A Associação NEO contestou, entre outros pontos, a inclusão da divisão da faixa de 6 GHz no PDFF em votação por circuito deliberativo no final de 2024. A Anatel sustenta que não cabe recurso contra ato normativo, por se tratar de decisão de caráter geral e abstrato, entendimento já consolidado pelo Conselho Diretor.
No voto condutor, o conselheiro Alexandre Freire afirmou que a deliberação por circuito observou os requisitos do regimento interno, com autorização do Conselho Diretor, consenso entre os conselheiros e dispensa de manifestações orais, o que é compatível com procedimentos normativos.

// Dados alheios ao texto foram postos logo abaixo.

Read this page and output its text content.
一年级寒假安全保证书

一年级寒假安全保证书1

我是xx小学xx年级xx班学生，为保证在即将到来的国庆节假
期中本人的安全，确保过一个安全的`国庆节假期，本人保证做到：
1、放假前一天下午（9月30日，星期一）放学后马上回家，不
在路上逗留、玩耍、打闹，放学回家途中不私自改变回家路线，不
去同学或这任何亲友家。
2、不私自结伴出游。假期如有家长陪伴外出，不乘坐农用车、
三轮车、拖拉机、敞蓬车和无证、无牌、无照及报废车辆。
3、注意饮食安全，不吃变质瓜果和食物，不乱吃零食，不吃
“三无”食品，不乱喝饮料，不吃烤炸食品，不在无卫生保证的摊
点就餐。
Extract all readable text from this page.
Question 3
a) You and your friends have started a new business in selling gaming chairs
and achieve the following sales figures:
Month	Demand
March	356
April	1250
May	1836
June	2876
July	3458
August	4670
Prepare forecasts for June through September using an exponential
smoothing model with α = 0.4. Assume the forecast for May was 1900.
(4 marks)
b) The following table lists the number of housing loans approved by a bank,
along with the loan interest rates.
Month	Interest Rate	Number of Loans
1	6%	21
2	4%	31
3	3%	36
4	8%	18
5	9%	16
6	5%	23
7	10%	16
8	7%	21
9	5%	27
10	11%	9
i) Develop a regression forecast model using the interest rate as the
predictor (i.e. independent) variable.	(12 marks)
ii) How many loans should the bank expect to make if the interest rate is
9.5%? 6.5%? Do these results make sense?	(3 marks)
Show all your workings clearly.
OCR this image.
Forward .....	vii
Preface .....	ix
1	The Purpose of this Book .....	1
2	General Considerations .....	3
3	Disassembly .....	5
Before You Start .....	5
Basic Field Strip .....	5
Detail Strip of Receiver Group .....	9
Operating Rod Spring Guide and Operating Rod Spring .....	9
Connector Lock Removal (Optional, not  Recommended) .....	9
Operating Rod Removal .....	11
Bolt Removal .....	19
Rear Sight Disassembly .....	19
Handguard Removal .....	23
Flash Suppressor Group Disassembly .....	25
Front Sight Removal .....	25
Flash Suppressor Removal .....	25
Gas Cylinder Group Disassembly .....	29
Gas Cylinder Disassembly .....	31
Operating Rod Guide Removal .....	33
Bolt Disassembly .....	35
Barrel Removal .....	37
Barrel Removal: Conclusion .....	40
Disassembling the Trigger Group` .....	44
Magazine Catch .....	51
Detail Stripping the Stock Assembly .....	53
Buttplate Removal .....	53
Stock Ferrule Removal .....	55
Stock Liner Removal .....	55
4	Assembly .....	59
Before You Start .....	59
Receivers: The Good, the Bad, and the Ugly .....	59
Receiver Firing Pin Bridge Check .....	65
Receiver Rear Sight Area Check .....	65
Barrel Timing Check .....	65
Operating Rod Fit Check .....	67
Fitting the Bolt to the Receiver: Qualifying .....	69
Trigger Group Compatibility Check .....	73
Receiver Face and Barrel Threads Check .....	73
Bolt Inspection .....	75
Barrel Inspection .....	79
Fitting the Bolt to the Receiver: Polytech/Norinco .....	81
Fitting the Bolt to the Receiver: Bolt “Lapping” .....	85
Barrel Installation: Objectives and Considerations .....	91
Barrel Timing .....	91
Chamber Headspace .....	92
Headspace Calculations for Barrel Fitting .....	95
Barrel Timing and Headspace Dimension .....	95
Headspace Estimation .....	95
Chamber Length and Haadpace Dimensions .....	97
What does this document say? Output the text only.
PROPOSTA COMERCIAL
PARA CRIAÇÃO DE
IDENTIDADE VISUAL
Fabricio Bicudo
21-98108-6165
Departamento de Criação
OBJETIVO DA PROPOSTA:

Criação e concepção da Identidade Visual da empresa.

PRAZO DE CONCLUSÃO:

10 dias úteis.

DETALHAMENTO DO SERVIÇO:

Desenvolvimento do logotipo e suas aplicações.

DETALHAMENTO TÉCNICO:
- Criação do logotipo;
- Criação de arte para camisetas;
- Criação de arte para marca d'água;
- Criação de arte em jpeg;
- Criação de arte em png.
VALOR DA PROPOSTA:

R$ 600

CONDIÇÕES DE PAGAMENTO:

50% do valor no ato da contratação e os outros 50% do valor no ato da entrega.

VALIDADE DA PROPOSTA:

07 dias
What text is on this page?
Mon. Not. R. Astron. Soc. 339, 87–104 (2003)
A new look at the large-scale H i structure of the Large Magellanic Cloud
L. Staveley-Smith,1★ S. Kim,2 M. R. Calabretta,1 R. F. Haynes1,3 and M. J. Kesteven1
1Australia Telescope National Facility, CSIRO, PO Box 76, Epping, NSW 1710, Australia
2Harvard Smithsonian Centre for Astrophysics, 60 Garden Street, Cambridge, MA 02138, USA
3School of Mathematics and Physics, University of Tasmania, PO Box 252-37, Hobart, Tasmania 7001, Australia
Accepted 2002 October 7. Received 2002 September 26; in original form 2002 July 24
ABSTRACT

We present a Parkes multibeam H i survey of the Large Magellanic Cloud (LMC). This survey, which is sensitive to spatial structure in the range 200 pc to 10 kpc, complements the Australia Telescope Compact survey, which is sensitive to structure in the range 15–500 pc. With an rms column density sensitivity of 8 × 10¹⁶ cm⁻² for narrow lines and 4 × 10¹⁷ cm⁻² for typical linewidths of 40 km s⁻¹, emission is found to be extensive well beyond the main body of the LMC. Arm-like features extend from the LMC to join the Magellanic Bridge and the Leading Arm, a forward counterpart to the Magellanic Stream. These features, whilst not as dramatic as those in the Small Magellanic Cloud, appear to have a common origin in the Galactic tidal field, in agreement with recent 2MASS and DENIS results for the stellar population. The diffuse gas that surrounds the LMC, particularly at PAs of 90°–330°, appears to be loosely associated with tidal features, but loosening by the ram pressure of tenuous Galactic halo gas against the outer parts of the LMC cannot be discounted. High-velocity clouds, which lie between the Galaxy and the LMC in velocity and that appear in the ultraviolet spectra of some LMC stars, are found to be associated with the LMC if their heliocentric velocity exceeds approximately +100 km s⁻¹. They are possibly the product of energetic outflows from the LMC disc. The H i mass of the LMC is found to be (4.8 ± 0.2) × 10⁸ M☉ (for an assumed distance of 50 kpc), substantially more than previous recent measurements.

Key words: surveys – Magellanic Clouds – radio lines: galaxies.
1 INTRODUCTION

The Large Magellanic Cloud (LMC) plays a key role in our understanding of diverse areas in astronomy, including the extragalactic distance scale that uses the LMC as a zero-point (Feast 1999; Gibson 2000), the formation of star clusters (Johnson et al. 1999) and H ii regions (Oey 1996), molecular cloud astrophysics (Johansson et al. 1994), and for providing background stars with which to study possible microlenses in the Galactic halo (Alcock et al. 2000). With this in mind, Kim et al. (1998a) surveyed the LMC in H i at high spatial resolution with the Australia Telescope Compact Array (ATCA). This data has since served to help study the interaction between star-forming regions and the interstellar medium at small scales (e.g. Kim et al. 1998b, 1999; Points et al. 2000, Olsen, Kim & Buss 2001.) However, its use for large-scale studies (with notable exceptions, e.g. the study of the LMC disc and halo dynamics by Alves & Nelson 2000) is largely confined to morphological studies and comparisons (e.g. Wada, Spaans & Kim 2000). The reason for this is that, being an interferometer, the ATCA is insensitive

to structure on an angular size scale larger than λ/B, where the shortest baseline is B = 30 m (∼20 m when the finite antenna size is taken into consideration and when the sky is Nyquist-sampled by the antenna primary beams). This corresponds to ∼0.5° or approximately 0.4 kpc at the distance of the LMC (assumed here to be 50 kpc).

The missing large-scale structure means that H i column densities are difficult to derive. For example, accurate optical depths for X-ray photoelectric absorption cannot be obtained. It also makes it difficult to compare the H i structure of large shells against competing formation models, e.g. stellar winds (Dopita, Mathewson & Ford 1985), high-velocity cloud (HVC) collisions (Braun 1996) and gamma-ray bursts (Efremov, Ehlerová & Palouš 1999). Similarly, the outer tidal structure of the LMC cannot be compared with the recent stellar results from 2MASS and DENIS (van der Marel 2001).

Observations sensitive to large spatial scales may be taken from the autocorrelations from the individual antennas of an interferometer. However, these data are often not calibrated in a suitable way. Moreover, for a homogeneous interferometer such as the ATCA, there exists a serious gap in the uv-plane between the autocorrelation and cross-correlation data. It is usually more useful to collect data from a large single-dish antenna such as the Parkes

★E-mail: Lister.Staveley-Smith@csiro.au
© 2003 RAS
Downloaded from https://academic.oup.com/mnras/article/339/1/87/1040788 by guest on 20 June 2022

A NEO também argumentou que a deliberação em circuito não seria adequada diante da complexidade do tema e que um despacho editado no processo teria natureza decisória. A Anatel reiterou que o despacho possui natureza procedimental interna, destinado a impulsionar o processo, sem produzir efeitos decisórios ou normativos autônomos.
Sobre a Análise de Impacto Regulatório (AIR), a diretoria explicou que a avaliação relacionada à licitação da subfaixa 6.425 MHz a 7.125 MHz já tramita em processo próprio, com AIR já elaborada, o que torna prejudicada a discussão sobre eventual omissão. Questões técnicas e econômicas relativas ao espectro permanecem em âmbito de mérito regulatório, não passível de reabertura por meio de recurso.
Com a decisão, o Conselho Diretor manteve inalteradas as regras que dividem a faixa de 6 GHz entre aplicações licenciadas e não licenciadas.